Student Journalists Accuse Keene State College Of Blocking Access To Staff

May 17, 2017

There’s been a public dispute going on in Keene over the rights of student journalists.

This is all playing out at Keene State College, where editors at the student-run newspaper say administrators have been limiting access to faculty and staff for interviews.

Now, college officials are responding to those concerns.

Keene Sentinel reporter Ethan DeWitt joined NHPR's Morning Edition to talk about his coverage of this story.

This all started earlier this month when the college student newspaper The Equinox spoke out it in an editorial. What did they say?

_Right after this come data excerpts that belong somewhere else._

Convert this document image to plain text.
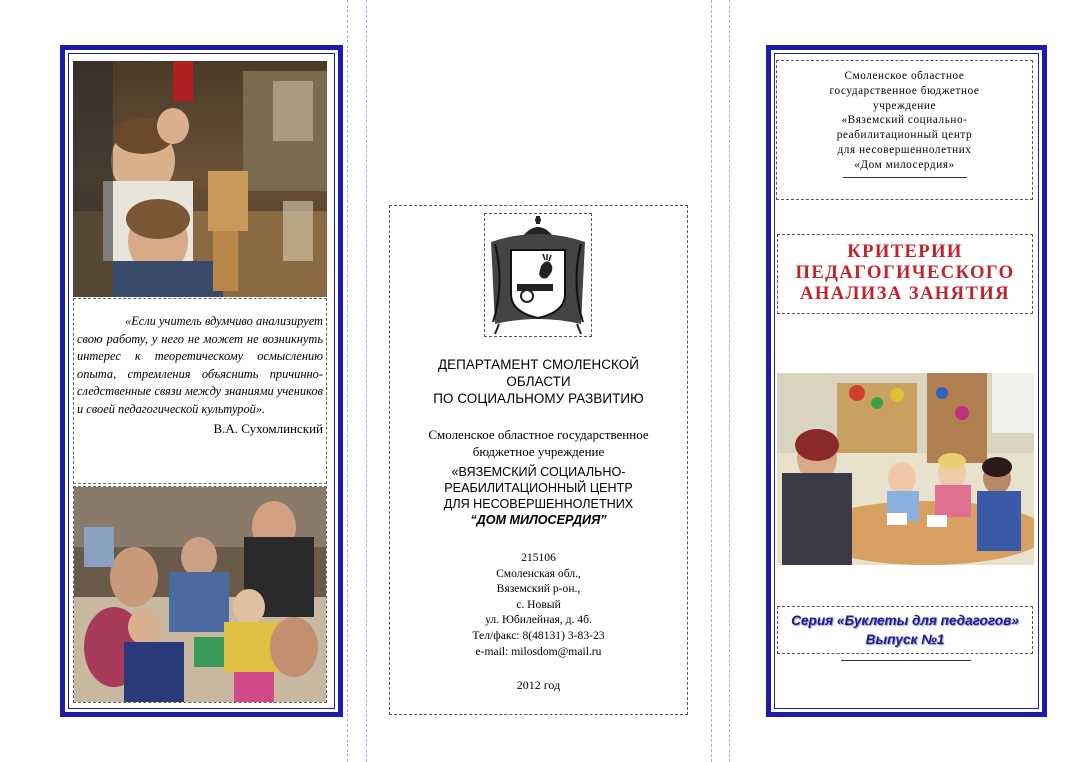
«Если учитель вдумчиво анализирует свою работу, у него не может не возникнуть интерес к теоретическому осмыслению опыта, стремления объяснить причинно-следственные связи между знаниями учеников и своей педагогической культурой».

В.А. Сухомлинский
ДЕПАРТАМЕНТ СМОЛЕНСКОЙ
ОБЛАСТИ
ПО СОЦИАЛЬНОМУ РАЗВИТИЮ
Смоленское областное государственное
бюджетное учреждение
«ВЯЗЕМСКИЙ СОЦИАЛЬНО-
РЕАБИЛИТАЦИОННЫЙ ЦЕНТР
ДЛЯ НЕСОВЕРШЕННОЛЕТНИХ
“ДОМ МИЛОСЕРДИЯ”
215106
Смоленская обл.,
Вяземский р-он.,
с. Новый
ул. Юбилейная, д. 4б.
Тел/факс: 8(48131) 3-83-23
e-mail: milosdom@mail.ru
2012 год
Смоленское областное
государственное бюджетное
учреждение
«Вяземский социально-
реабилитационный центр
для несовершеннолетних
«Дом милосердия»
КРИТЕРИИ
ПЕДАГОГИЧЕСКОГО
АНАЛИЗА ЗАНЯТИЯ
Серия «Буклеты для педагогов»
Выпуск №1
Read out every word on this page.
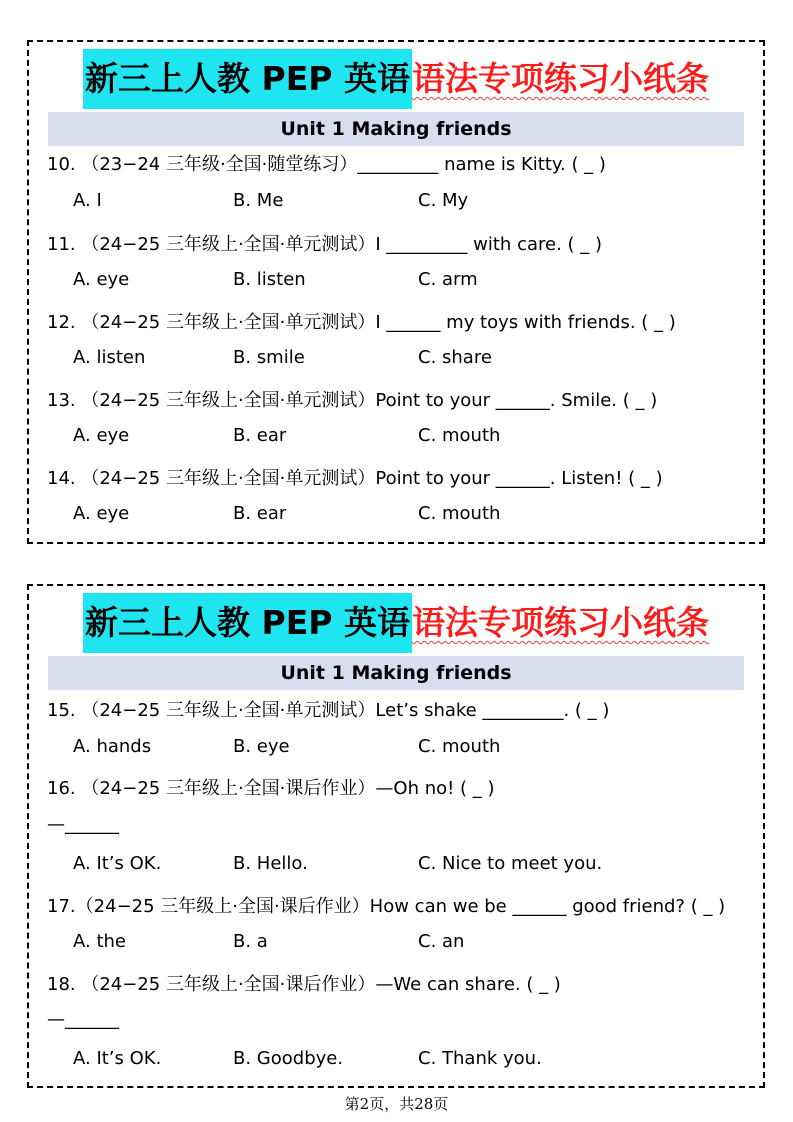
新三上人教 PEP 英语 语法专项练习小纸条
Unit 1 Making friends
10. （23−24 三年级·全国·随堂练习）_________ name is Kitty. ( _ )
A. I	B. Me	C. My
11. （24−25 三年级上·全国·单元测试）I _________ with care. ( _ )
A. eye	B. listen	C. arm
12. （24−25 三年级上·全国·单元测试）I ______ my toys with friends. ( _ )
A. listen	B. smile	C. share
13. （24−25 三年级上·全国·单元测试）Point to your ______. Smile. ( _ )
A. eye	B. ear	C. mouth
14. （24−25 三年级上·全国·单元测试）Point to your ______. Listen! ( _ )
A. eye	B. ear	C. mouth
新三上人教 PEP 英语 语法专项练习小纸条
Unit 1 Making friends
15. （24−25 三年级上·全国·单元测试）Let’s shake _________. ( _ )
A. hands	B. eye	C. mouth
16. （24−25 三年级上·全国·课后作业）—Oh no! ( _ )
—______
A. It’s OK.	B. Hello.	C. Nice to meet you.
17.（24−25 三年级上·全国·课后作业）How can we be ______ good friend? ( _ )
A. the	B. a	C. an
18. （24−25 三年级上·全国·课后作业）—We can share. ( _ )
—______
A. It’s OK.	B. Goodbye.	C. Thank you.
第2页，共28页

They published an editorial in the last edition of the student paper, right before graduation. And basically, they did not mince words. They accused the college of what they called a pattern of suppression and obstruction. Basically what they were saying was that in recent months and years, the college communications office has made it more difficult for them to get interviews with staff and faculty and administration officials for student journalists. And has basically imposed this requirement that everybody check in with the communications office, get questions pre-approved, and interviews monitored by the communications office itself. They say this pattern has made it very difficult for them to report even basic stories and nearly impossible for them to report some of the bigger stories they’d like to do on campus.

And the college’s journalism faculty also weighed in as well, right?

Right, so in that same edition of that student paper, which as I understand is widely read around campus, the journalism faculty penned their own letter to the editor, and they also did not hold back. They accused the college of suppressing the First Amendment and suppressing freedom of inquiry. They said that their own students, beyond just the reporters for the student newspaper, the journalism students who actually need to complete assignments and projects for grades, that they were being affected negatively by these new media policies, which they say have happened over the last two years.

Keene State College President Anne Huot responded last week with a memo to staff. What did she say?

It basically it took pains to praise the student newspaper, which has garnered a lot of national awards over the years. It also voiced the president’s commitment to free speech on campus and to a vibrant press. It then went on to say that the press office and administration encourages faculty and staff to freely give interviews to reporters and said the only communication that they ask is checking in with the communications office. That was the initial email, and then that email sparked concern by journalism faculty over not being specific enough. That was followed up by a subsequent email.

Would this be a change in policy? Is the college requiring that faculty check in with the communications office first before they do an interview?

That’s what’s unclear. If you talk to journalism faculty and student journalists themselves, they say it is a requirement. According to journalism faculty, the students have 20 documented instances where people have directly told them that they cannot speak to them without getting approval. If you talk to the campus communications office itself, they say approval is not required. It is just a voluntary check in by staff and faculty if you’re in contact with a student journalist or a professional journalist.

The college is saying it just wants to be in the loop on these interviews?

Right, and that’s what they said in a clarifying email on Monday, saying this is strictly voluntary. But faculty are saying that doesn’t go far enough, and they are hoping to meet and to draft a more clear policy this week with the president.